Longitudinal Evaluation and Subgroup Evaluation of Cough Severity in Fibrotic Interstitial Lung Disease

Yet H Khor 1,2,3,4,, Christopher J Ryerson 5,6
PMCID: PMC11544366  PMID: 38935633

To the Editor:

We thank Channick and Swigris (1) for their thoughtful editorial regarding our publication on the epidemiology and significance of cough severity in fibrotic interstitial lung disease (ILD) (2). Channick and Swigris raised several interesting questions regarding longitudinal evaluation of the Cough Severity Visual Analog Scale (VAS) that have prompted us to conduct additional analyses.

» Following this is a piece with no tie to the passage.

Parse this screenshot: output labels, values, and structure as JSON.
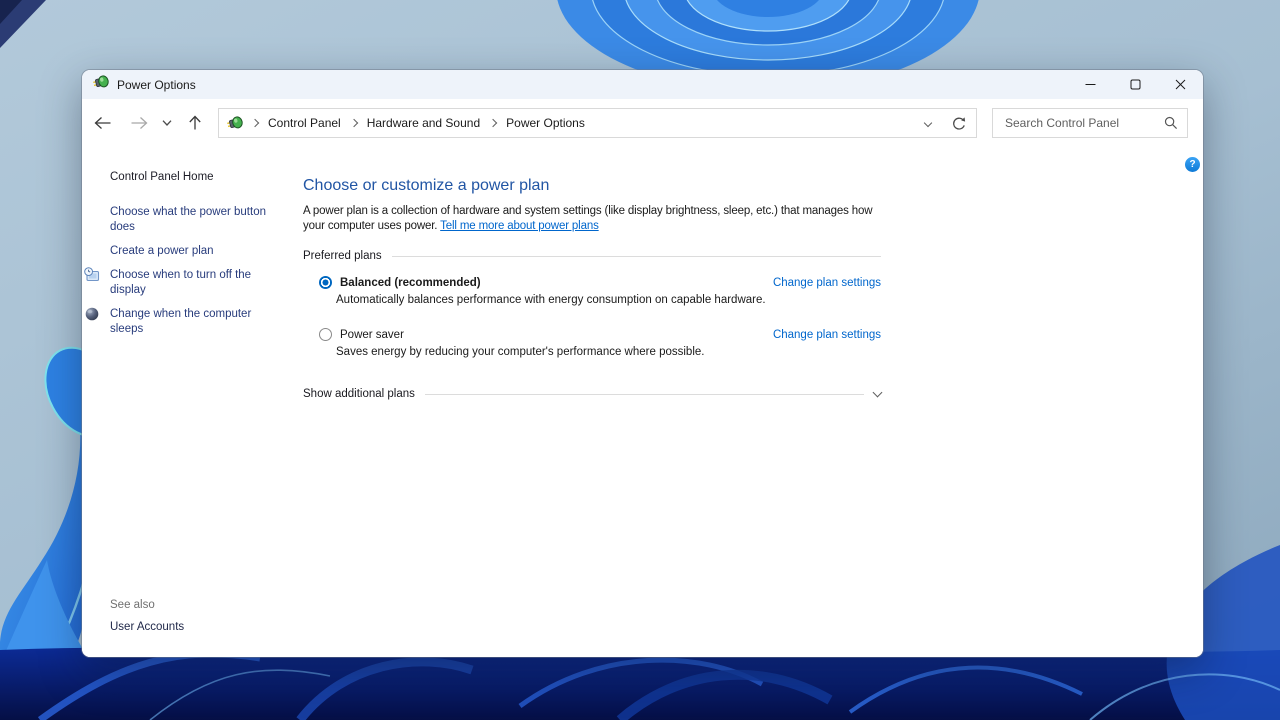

We agree with the authors that thresholds of clinical relevance should not be conflated with the minimum important difference (or minimal within-patient change threshold), which in fibrotic ILD we suspect to be below the 30-mm change threshold that has been reported in chronic cough. As suggested, we evaluated the proportion of patients with 5-mm, 10-mm, 20-mm, and 30-mm annualized change in Cough Severity VAS, with these thresholds representing 5%, 10%, 20%, and 30% of the full spectrum of the 100-mm scale. Among 616 patients with idiopathic pulmonary fibrosis (IPF), 41% had a 5-mm increase in Cough Severity VAS, 30% had a 10-mm increase, 19% had a 20-mm increase, and 13% had a 30-mm increase. Similar findings were seen in 1,667 patients with non-IPF fibrotic ILD, with 31% having a 5-mm increase in Cough Severity VAS, 24% having a 10-mm increase, 15% having a 20-mm increase, and 11% having a 30-mm increase. In both IPF and non-IPF fibrotic ILD, patients meeting guideline criteria for disease progression (3) had a concurrent increase in Cough Severity VAS irrespective of the threshold used to define worsening cough (Figure 1). Multivariable analyses adjusted for age, sex, baseline FVC, and DlCO percent predicted, ILD-targeted therapy use, and study site showed annualized increases in the Cough Severity VAS at each threshold were generally independently associated with more rapid annualized FVC percent predicted decline in both cohorts, but not DlCO (Figure 1). Various thresholds of increase in the Cough Severity VAS were consistently associated with transplant-free survival on multivariable analyses in patients with non-IPF fibrotic ILD but not in those with IPF (Figure 1).

Figure 1.


Figure 1.

Proportions of patients with disease progression between those with and without annualized increment in cough severity of different thresholds, and multivariable analyses of associations between annualized increment in cough severity of different thresholds with annualized change in FVC percent predicted, DlCO percent predicted, and transplant-free survival in idiopathic pulmonary fibrosis (IPF) and non-IPF fibrotic ILD cohorts. Between-group comparisons of patients with and without annualized increment in cough severity of different thresholds were performed using the Fisher’s exact test. Multivariable analyses for annualized lung function percent-predicted changes and transplant-free survival were adjusted for age, sex, FVC% predicted, DlCO% predicted, ILD-targeted therapy use, and study site. CI = confidence interval; ILD = interstitial lung disease; VAS = visual analog scale.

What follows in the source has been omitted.